2. Causes and Risk Factors
- Hip injuries, dislocations, or fractures of the femoral neck
- Excessive alcohol and tobacco consumption, damaging blood vessels and leading to chronic vasculitis, which obstructs the capillaries supplying the femoral head
- Autoimmune diseases such as rheumatoid arthritis, lupus erythematosus, etc.
- Prolonged use of corticosteroid-containing medications
- Hypercoagulable conditions and spontaneous embolism
- Occupational hazards, e.g., miners, divers
- The risk of this disease increases with age
- More commonly observed in men
- Associated with chronic conditions like diabetes, hypertension, lipid metabolism disorders, and high uric acid levels
3. Symptoms of Femoral Head Necrosis
Femoral head necrosis is often a silent disease with limited symptoms, which may include:
- Hip pain, mainly felt on the inner side of the groin, radiating to the inner thigh or buttocks. Some patients may experience knee joint pain, leading to misdiagnosis.

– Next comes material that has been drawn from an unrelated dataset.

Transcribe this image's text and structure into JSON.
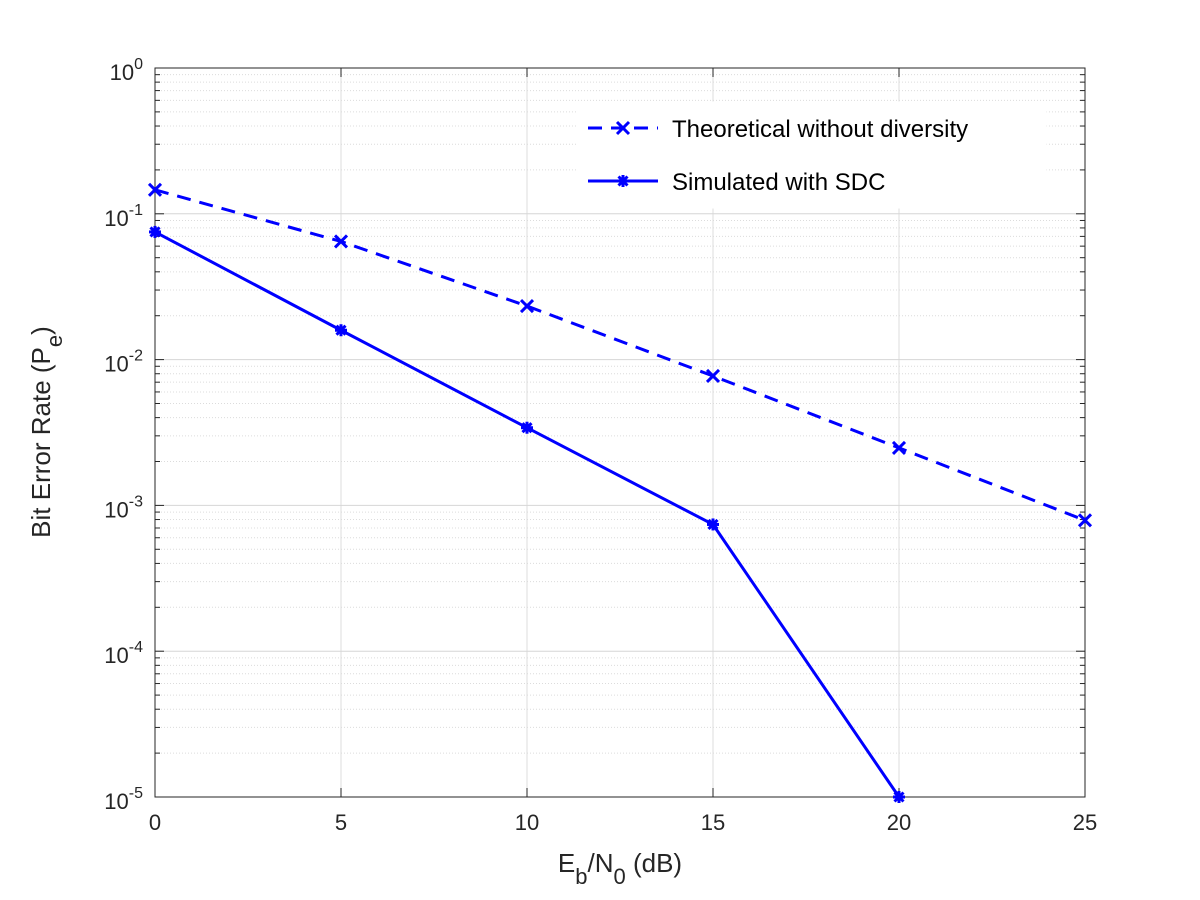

- Pain may occur on one or both sides of the hip joint and worsens while walking or standing for extended periods, typically relieved by rest.
- Restricted hip mobility, especially during internal rotation, external rotation, abduction, and adduction. Squatting may become difficult or impossible.
- In advanced stages, the pain intensifies, severely limiting hip movements, including flexion and extension.
4. Diagnostic Measures
Diagnosis is based on clinical manifestations, taking into account risk factors such as age, history of hip injury, alcohol and tobacco use, and chronic medical conditions like diabetes and hypertension. Definitive diagnosis may involve:
- X-ray imaging, which reveals bone thinning and varying degrees of femoral head collapse, and even partial or complete loss of the femoral head.
- MRI scans when X-rays are inconclusive, providing early and accurate diagnosis of femoral head necrosis.
To reduce the risk of femoral head necrosis, individuals should:
- Limit alcohol consumption, quit smoking, and adopt a diet rich in green vegetables and fruits while minimizing fat intake.
- Effectively manage medical conditions, including blood pressure, blood sugar, and lipid levels.
- Exercise caution with medications containing corticosteroids, following medical staff instructions.